Dan beliau bersabda,

إذا قال الرجل لأخيه يا كافر فقد باء به أحدهما

Jika seorang laki-laki berkata kepada saudaranya: Hai kafir!, maka perkataan itu kembali kepada salah satu dari keduanya.” (HR. Al-Bukhary).

Ahlussunnah wal Jama’ah membedakan antara hukum mutlak terhadap para pelaku bid’ah dan maksiat atau kekafiran, serta hukum terhadap individu tertentu –orang yang telah pasti keislamannya dengan yakin- bahwasannya dia adalah seorang pendosa, seorang fasik atau seorang yang kafir.

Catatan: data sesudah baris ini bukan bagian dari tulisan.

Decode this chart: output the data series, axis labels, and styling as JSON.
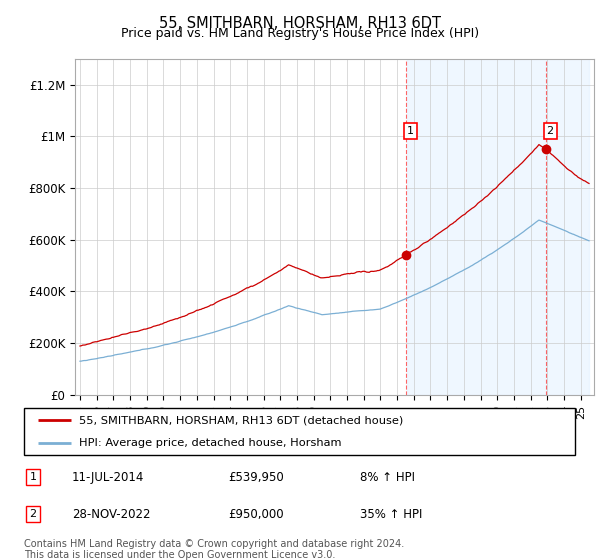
{
  "title": "55, SMITHBARN, HORSHAM, RH13 6DT",
  "subtitle": "Price paid vs. HM Land Registry's House Price Index (HPI)",
  "ylabel_ticks": [
    "£0",
    "£200K",
    "£400K",
    "£600K",
    "£800K",
    "£1M",
    "£1.2M"
  ],
  "ytick_values": [
    0,
    200000,
    400000,
    600000,
    800000,
    1000000,
    1200000
  ],
  "ylim": [
    0,
    1300000
  ],
  "xlim_start": 1994.7,
  "xlim_end": 2025.8,
  "line_color_red": "#cc0000",
  "line_color_blue": "#7bafd4",
  "fill_color": "#ddeeff",
  "fill_alpha": 0.45,
  "grid_color": "#cccccc",
  "bg_color": "#ffffff",
  "sale1_x": 2014.53,
  "sale1_y": 539950,
  "sale2_x": 2022.91,
  "sale2_y": 950000,
  "legend_line1": "55, SMITHBARN, HORSHAM, RH13 6DT (detached house)",
  "legend_line2": "HPI: Average price, detached house, Horsham",
  "annotation1_date": "11-JUL-2014",
  "annotation1_price": "£539,950",
  "annotation1_hpi": "8% ↑ HPI",
  "annotation2_date": "28-NOV-2022",
  "annotation2_price": "£950,000",
  "annotation2_hpi": "35% ↑ HPI",
  "footer": "Contains HM Land Registry data © Crown copyright and database right 2024.\nThis data is licensed under the Open Government Licence v3.0."
}
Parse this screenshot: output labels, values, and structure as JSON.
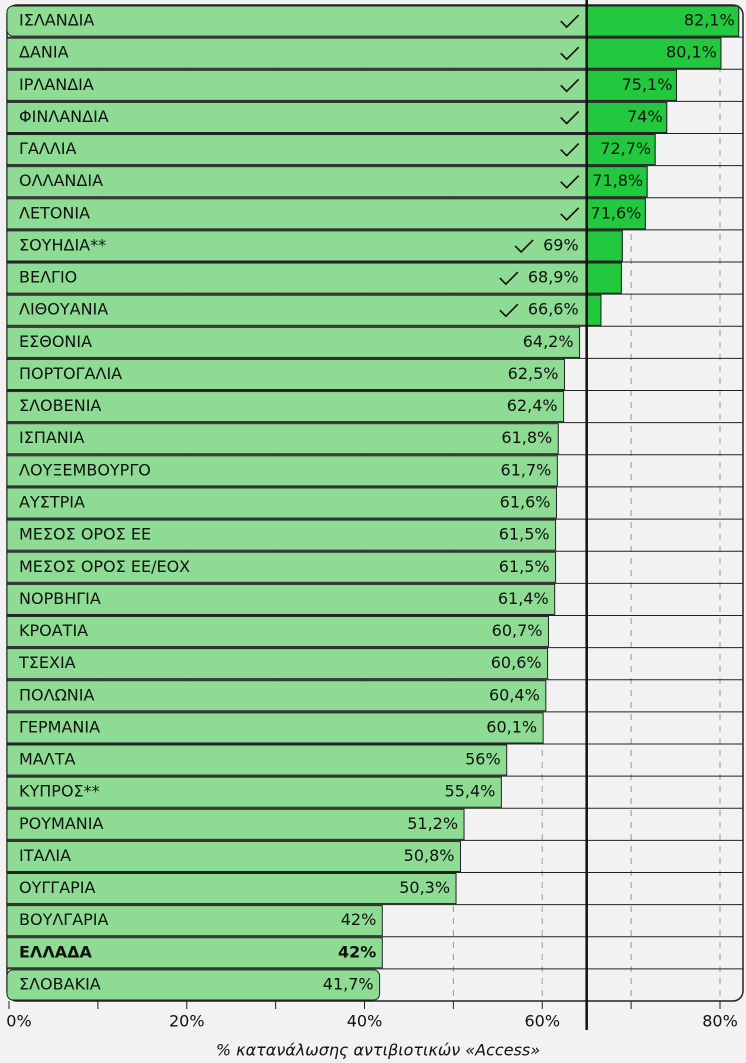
{
  "chart_data": {
    "type": "barh",
    "categories": [
      "ΙΣΛΑΝΔΙΑ",
      "ΔΑΝΙΑ",
      "ΙΡΛΑΝΔΙΑ",
      "ΦΙΝΛΑΝΔΙΑ",
      "ΓΑΛΛΙΑ",
      "ΟΛΛΑΝΔΙΑ",
      "ΛΕΤΟΝΙΑ",
      "ΣΟΥΗΔΙΑ**",
      "ΒΕΛΓΙΟ",
      "ΛΙΘΟΥΑΝΙΑ",
      "ΕΣΘΟΝΙΑ",
      "ΠΟΡΤΟΓΑΛΙΑ",
      "ΣΛΟΒΕΝΙΑ",
      "ΙΣΠΑΝΙΑ",
      "ΛΟΥΞΕΜΒΟΥΡΓΟ",
      "ΑΥΣΤΡΙΑ",
      "ΜΕΣΟΣ ΟΡΟΣ ΕΕ",
      "ΜΕΣΟΣ ΟΡΟΣ ΕΕ/ΕΟΧ",
      "ΝΟΡΒΗΓΙΑ",
      "ΚΡΟΑΤΙΑ",
      "ΤΣΕΧΙΑ",
      "ΠΟΛΩΝΙΑ",
      "ΓΕΡΜΑΝΙΑ",
      "ΜΑΛΤΑ",
      "ΚΥΠΡΟΣ**",
      "ΡΟΥΜΑΝΙΑ",
      "ΙΤΑΛΙΑ",
      "ΟΥΓΓΑΡΙΑ",
      "ΒΟΥΛΓΑΡΙΑ",
      "ΕΛΛΑΔΑ",
      "ΣΛΟΒΑΚΙΑ"
    ],
    "values": [
      82.1,
      80.1,
      75.1,
      74,
      72.7,
      71.8,
      71.6,
      69,
      68.9,
      66.6,
      64.2,
      62.5,
      62.4,
      61.8,
      61.7,
      61.6,
      61.5,
      61.5,
      61.4,
      60.7,
      60.6,
      60.4,
      60.1,
      56,
      55.4,
      51.2,
      50.8,
      50.3,
      42,
      42,
      41.7
    ],
    "value_labels": [
      "82,1%",
      "80,1%",
      "75,1%",
      "74%",
      "72,7%",
      "71,8%",
      "71,6%",
      "69%",
      "68,9%",
      "66,6%",
      "64,2%",
      "62,5%",
      "62,4%",
      "61,8%",
      "61,7%",
      "61,6%",
      "61,5%",
      "61,5%",
      "61,4%",
      "60,7%",
      "60,6%",
      "60,4%",
      "60,1%",
      "56%",
      "55,4%",
      "51,2%",
      "50,8%",
      "50,3%",
      "42%",
      "42%",
      "41,7%"
    ],
    "color": "#8edb93",
    "target_color": "#22c93e",
    "target": 65,
    "emphasis": 29,
    "xlabel": "% κατανάλωσης αντιβιοτικών «Access»",
    "xlim": [
      0,
      80
    ],
    "xticks": [
      {
        "value": 0,
        "label": "0%"
      },
      {
        "value": 20,
        "label": "20%"
      },
      {
        "value": 40,
        "label": "40%"
      },
      {
        "value": 60,
        "label": "60%"
      },
      {
        "value": 80,
        "label": "80%"
      }
    ],
    "xminorticks": [
      10,
      30,
      50,
      70
    ],
    "grid": true
  }
}
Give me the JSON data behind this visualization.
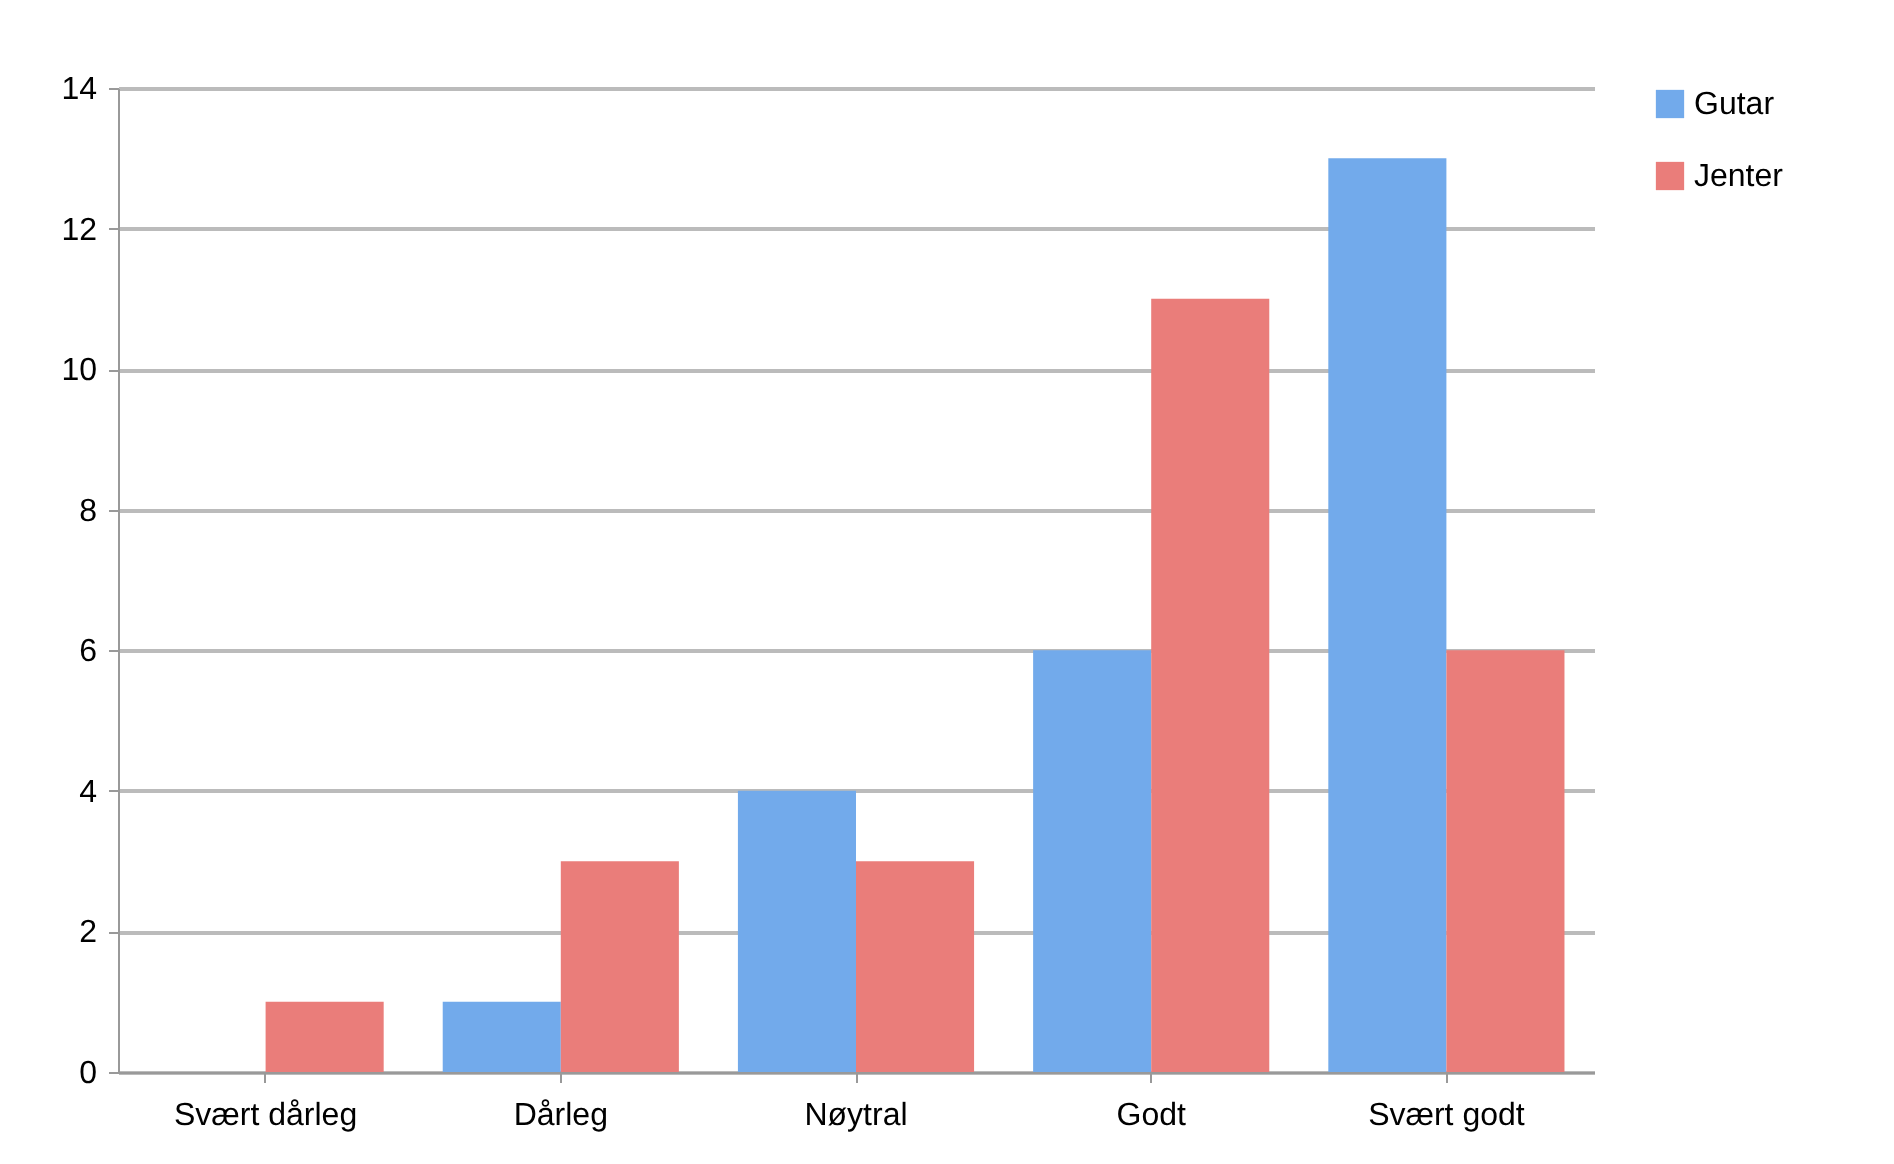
{
  "chart_data": {
    "type": "bar",
    "categories": [
      "Svært dårleg",
      "Dårleg",
      "Nøytral",
      "Godt",
      "Svært godt"
    ],
    "series": [
      {
        "name": "Gutar",
        "color": "#72aaeb",
        "values": [
          0,
          1,
          4,
          6,
          13
        ]
      },
      {
        "name": "Jenter",
        "color": "#ea7d7a",
        "values": [
          1,
          3,
          3,
          11,
          6
        ]
      }
    ],
    "ylim": [
      0,
      14
    ],
    "yticks": [
      0,
      2,
      4,
      6,
      8,
      10,
      12,
      14
    ],
    "grid": "y",
    "legend": "right"
  }
}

Mereka tidak menghukuminya dengan vonis-vonis tersebut hingga jelas baginya kebenaran, yaitu dengan menegakkan hujjah dan menghilangkan syubhat. Ini dalam perkara-perkara yang tersembunyi dan samar, bukan dalam perkara-perkara yang jelas.

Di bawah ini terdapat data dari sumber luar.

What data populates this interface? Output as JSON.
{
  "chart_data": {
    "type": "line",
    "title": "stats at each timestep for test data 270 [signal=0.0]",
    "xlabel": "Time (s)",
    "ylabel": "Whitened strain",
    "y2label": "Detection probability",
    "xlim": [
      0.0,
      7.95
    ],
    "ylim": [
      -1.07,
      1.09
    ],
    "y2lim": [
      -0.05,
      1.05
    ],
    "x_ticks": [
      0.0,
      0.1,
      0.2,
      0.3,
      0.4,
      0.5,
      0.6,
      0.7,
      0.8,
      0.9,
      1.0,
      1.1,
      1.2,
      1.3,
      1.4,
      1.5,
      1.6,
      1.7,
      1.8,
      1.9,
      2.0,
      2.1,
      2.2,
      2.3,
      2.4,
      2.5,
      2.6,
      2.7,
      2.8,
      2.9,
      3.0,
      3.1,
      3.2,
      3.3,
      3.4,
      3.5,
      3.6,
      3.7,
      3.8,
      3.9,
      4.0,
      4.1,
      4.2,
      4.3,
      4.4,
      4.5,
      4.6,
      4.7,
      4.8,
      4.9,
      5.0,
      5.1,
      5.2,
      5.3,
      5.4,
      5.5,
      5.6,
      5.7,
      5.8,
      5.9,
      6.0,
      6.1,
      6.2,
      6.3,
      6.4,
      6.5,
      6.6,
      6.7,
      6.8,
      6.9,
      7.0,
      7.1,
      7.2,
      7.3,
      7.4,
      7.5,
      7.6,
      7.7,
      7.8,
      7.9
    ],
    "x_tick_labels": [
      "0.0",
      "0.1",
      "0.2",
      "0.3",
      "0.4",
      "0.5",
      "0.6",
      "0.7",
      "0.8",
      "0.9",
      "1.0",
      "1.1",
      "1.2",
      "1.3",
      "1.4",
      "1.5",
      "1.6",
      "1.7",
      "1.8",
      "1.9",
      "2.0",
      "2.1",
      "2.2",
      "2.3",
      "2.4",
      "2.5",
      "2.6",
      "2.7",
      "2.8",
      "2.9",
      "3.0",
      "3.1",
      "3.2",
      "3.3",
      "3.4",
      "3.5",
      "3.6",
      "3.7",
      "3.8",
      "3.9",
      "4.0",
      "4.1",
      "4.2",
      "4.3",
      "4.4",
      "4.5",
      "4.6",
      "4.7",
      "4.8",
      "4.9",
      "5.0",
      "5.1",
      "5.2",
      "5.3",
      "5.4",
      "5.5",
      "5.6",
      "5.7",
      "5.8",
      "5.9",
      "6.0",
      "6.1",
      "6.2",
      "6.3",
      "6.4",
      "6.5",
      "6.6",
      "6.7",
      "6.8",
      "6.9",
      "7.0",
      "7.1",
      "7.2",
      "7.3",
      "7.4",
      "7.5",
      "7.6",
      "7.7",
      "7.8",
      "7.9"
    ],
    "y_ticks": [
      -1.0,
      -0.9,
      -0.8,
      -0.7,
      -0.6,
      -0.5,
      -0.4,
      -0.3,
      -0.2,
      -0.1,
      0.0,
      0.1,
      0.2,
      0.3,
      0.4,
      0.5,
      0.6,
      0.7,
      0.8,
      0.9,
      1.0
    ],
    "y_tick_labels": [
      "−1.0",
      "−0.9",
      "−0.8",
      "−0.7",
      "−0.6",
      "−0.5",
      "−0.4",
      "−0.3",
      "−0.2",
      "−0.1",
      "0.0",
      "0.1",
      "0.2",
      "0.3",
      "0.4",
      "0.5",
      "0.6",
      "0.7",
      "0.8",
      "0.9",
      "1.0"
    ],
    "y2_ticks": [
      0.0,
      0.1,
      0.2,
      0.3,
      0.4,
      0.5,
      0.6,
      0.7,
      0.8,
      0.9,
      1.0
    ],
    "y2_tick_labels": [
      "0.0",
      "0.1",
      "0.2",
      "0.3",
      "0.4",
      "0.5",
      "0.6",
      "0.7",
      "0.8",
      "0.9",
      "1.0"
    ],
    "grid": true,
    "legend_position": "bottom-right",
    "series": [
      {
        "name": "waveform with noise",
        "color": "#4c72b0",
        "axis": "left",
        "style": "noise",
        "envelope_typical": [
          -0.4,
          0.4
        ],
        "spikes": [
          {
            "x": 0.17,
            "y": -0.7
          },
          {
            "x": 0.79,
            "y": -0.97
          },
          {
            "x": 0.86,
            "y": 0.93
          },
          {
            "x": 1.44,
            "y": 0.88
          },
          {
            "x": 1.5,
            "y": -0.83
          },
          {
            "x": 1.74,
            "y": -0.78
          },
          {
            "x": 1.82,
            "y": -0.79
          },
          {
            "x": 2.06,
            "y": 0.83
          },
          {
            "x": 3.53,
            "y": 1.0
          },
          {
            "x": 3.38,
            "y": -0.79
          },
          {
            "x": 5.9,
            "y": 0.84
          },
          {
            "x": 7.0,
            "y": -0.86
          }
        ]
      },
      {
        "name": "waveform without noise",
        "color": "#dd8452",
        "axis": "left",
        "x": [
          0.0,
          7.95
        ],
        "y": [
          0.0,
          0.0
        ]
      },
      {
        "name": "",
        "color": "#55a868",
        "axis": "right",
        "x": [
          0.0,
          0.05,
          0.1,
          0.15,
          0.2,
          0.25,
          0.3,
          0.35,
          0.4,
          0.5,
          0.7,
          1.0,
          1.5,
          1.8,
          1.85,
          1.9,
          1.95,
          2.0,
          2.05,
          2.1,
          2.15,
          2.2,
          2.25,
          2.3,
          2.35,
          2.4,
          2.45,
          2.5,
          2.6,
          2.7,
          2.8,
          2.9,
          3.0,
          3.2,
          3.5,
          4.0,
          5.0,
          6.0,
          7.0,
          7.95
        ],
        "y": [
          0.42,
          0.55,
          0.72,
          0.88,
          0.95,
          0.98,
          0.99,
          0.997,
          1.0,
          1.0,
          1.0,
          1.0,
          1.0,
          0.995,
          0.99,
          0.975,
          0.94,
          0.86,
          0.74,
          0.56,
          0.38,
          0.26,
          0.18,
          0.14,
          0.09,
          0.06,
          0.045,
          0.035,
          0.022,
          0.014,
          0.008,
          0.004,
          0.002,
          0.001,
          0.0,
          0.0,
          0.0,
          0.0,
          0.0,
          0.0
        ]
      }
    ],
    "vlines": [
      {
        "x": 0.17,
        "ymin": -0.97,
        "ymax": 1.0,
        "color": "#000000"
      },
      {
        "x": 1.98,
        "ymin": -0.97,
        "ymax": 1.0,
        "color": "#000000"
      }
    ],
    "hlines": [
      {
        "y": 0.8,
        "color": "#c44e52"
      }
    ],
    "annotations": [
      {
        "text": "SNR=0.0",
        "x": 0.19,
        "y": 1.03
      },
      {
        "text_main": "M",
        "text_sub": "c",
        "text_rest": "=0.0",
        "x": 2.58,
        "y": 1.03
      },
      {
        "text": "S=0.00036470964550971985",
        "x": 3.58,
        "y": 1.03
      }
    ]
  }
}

Dan mereka tidak mengkafirkan individu tertentu kecuali jika telah terpenuhi padanya syarat-syarat (asy syurûth) dan hilang penghalang-penghalangnya (al mawâni’).

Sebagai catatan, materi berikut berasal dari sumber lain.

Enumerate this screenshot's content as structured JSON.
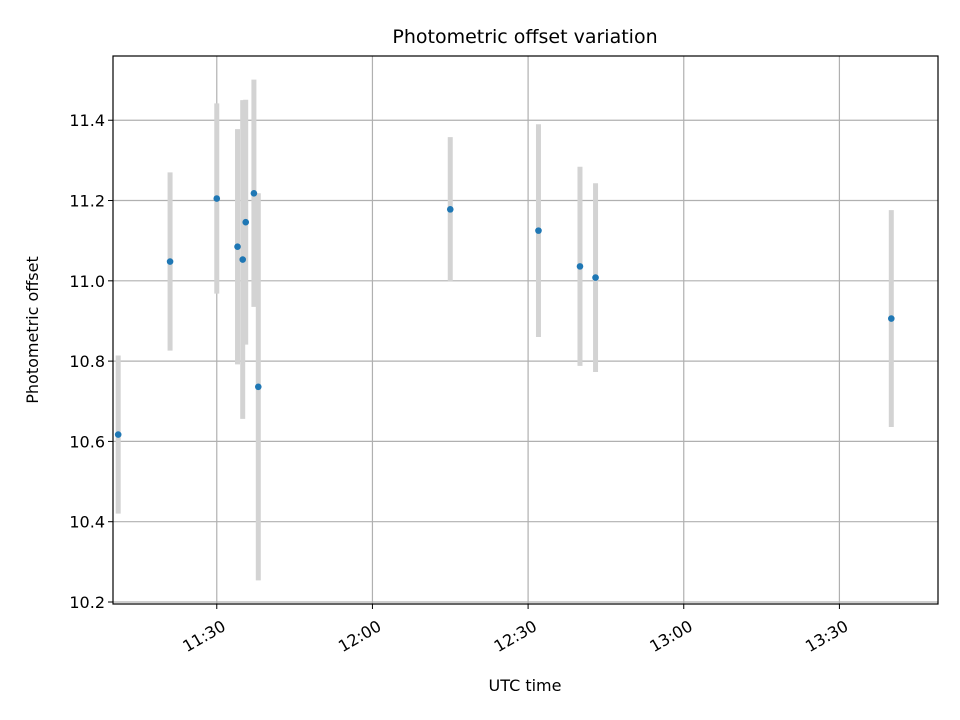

Dari Abu Hurairah radhiyallahu ‘anhu ia berkata : Saya mendengar Rasulullah bersabda, “Dahulu ada dua orang dari Bani Israil yang saling bersaudara. Salah satunya suka melakukan dosa, sementara yanng lainnya rajin beribadah. Ahli ibadah itu selalu melihat yang lainnya melakukan dosa, maka ia berkata : Berhentilah! Suatu hari ia mendapatkannya sedang melakukan dosa dan ia berkata padanya : Berhentilah! Orang itu menjawab : Biarkan aku dengan Rabb-ku! Apakah engkau diutus untuk mengawasi aku?! Maka ahli ibadah itu berkata : Demi Allah, Allah tidak akan mengampunimu! – atau (perkatannya) : Allah tidak akan memasukkanmu ke dalam Surga!… Mereka  akhirnya diwafatkan dan keduanya berkumpul di sisi Rabb semesta alam. Allah berkata kepada ahli ibadah : Apakah engkau mengetahui tentang Aku ataukah engkau berkuasa atas apa yang ada di Tangan-Ku?! Dan Dia berkata kepada si pendosa : Pergilah, dan masuklah ke dalam Surga dengan rahmat-Ku. Dan Dia berkata kepada yanng lainnya : Bawalah dia ke dalam Neraka!
Berkata Abu Hurairah : “Demi jiwaku yang berada di Tangan-Nya, dia berbicara dengan satu kata yang menghancurkan dunia dan akhiratnya!” (Terjemah HR. Abu Dawud).

Kekafiran adalah lawan dari keimanan. Hanya saja, kekafiran dalam istilah Syari’at terbagi dua; jika disebutkan kata “kekafiran” dalam dalil-dalil maka terkadang yang dimaksudkan adalah kekafiran yang mengeluarkan dari millah (agama), dan terkadang dimaksudkan kekafiran yang tidak mengeluarkan dari millah. Yang demikian itu karena kekafiran memiliki cabang-cabang sebagaimana keimanan juga memiliki cabang.